За спиной появился дворецкий со свертком газет в руке. Лицо его было торжественно и мрачно.
– Я их позже просмотрю, – сказал Джек и хотел было пройти мимо. – Мне нужно написать записку суперинтенданту Питту.
– Но я думаю, он уже знает о вашем злоключении, сэр, – ответил дворецкий серьезно.
– Но он никоим образом не мог об этом узнать, – ответил Джек на ходу. – Тому человеку, который прибежал к нам на помощь, я словом не обмолвился ни о чем; только сказал, что живу поблизости. И было слишком темно, чтобы он мог меня узнать. Даже если он собирался обо всем этом рассказать, то никак не мог этого сделать.
Дворецкий откашлялся и положил газеты на краешек стола.
– Извините, сэр, за то, что я скажу, но вы ошибаетесь. О вчерашнем происшествии сообщается в заголовках многих газет. В частности – и особенно – в «Таймс». Боюсь, что мистер Эттли написал очень резкую статью о полиции.
– Что? – Джек повернулся, рывком схватил верхнюю газету и поднес в ужасе к глазам. – Но это же абсурд! Каким образом Эттли мог обо всем узнать, чтобы успеть сообщить об этом? Каким образом? Откуда?
– Я уверен только в одном, сэр, что не знаю этого. Вы все еще хотите послать записку суперинтенданту Питту, сэр?
– Да… нет. – Джек с размаху опустился на стул, царапая ножками натертый деревянный пол. – Это что же, черт возьми, такое?
Но прежде чем Эмили успела ответить, раздался стук в дверь, и горничная пошла открывать.
– Здесь суперинтендант Питт, сэр, и он хочет вас видеть. Сказать ему, что вы принимаете, сэр?
– Да. Да, конечно, принимаю, – с сердцем ответил Джек. – Принесите еще чашку и свежего чаю. И рыбы, если он захочет.
– Да, сэр.
Питт вошел почти сразу же, как она удалилась. Вид у него был усталый и крайне обеспокоенный.

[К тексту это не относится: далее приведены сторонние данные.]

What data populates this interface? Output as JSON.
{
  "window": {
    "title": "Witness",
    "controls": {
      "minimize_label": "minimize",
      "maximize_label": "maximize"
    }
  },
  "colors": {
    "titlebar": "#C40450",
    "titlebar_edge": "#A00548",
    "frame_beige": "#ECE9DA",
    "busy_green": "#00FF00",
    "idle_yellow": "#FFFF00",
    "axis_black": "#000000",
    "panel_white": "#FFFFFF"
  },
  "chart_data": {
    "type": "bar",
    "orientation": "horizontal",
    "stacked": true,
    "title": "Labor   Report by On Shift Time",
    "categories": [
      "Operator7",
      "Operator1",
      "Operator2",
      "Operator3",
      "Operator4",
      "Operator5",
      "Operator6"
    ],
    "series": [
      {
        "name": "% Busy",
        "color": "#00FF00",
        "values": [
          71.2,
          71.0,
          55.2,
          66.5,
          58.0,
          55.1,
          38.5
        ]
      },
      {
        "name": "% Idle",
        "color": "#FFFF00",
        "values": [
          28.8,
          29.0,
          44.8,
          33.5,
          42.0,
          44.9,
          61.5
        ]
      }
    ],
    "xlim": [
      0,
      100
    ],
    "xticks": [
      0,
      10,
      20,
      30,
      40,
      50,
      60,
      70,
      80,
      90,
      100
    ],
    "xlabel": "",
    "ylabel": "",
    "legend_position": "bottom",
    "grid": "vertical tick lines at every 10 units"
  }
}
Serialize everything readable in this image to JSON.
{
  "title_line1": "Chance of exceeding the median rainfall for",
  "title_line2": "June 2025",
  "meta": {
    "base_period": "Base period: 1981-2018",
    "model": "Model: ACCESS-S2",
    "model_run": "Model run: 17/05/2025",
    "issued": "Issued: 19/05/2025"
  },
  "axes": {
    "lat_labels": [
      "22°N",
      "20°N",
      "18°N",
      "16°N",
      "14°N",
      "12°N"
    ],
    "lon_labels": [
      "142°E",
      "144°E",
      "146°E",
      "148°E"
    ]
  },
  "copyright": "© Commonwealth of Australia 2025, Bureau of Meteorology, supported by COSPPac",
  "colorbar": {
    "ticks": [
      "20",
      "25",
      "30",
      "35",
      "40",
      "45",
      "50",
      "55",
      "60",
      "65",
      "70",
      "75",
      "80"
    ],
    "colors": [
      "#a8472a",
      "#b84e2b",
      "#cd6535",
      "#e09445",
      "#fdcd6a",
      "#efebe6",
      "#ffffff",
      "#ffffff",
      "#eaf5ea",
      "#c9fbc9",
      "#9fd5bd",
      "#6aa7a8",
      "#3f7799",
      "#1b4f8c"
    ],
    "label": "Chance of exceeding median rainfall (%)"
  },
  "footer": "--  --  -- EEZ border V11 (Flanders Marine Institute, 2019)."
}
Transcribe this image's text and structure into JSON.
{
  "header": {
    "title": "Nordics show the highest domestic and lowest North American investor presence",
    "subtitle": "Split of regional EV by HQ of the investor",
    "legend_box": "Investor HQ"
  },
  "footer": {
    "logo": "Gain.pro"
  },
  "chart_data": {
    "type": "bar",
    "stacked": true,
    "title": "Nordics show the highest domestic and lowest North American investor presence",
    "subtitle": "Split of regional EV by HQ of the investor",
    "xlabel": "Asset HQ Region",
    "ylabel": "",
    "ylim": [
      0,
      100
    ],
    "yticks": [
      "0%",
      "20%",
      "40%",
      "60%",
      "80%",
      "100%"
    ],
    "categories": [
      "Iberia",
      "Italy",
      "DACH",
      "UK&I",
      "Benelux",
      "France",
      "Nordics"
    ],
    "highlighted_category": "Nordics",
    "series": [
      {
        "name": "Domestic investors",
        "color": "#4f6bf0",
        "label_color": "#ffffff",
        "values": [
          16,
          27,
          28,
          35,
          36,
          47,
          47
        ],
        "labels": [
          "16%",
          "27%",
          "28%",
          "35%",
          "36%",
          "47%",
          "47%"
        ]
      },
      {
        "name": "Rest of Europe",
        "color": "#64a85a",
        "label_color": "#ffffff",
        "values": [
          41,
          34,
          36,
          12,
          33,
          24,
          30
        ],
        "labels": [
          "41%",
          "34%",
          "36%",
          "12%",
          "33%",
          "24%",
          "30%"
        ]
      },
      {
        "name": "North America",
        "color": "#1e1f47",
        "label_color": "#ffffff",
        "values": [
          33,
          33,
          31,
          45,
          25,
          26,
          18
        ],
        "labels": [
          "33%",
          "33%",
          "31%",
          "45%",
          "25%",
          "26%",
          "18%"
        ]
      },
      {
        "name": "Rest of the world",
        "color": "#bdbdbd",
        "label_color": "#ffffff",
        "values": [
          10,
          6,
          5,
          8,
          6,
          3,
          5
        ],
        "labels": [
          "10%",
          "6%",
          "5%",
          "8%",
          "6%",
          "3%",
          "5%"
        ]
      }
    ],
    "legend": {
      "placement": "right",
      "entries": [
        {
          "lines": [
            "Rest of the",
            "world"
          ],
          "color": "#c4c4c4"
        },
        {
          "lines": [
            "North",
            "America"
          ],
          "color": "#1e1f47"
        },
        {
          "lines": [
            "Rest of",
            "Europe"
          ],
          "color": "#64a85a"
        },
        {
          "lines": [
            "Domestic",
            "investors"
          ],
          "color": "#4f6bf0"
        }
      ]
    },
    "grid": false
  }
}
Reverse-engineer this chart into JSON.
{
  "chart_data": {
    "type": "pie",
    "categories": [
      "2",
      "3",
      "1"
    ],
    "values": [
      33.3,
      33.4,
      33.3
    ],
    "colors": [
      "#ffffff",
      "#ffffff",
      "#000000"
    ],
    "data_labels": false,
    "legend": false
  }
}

– Вы в порядке? – быстро спросил он, глядя то на Джека, то на Эмили. – Что случилось? Почему же, черт возьми, вы мне не сообщили обо всем вчера ночью?
Эмили сглотнула и отвернулась.
– Садись, – указал Джек на стул недалеко от стола. – Сейчас принесут еще чаю. Хочешь что-нибудь съесть? Копченую лососину? Яйца?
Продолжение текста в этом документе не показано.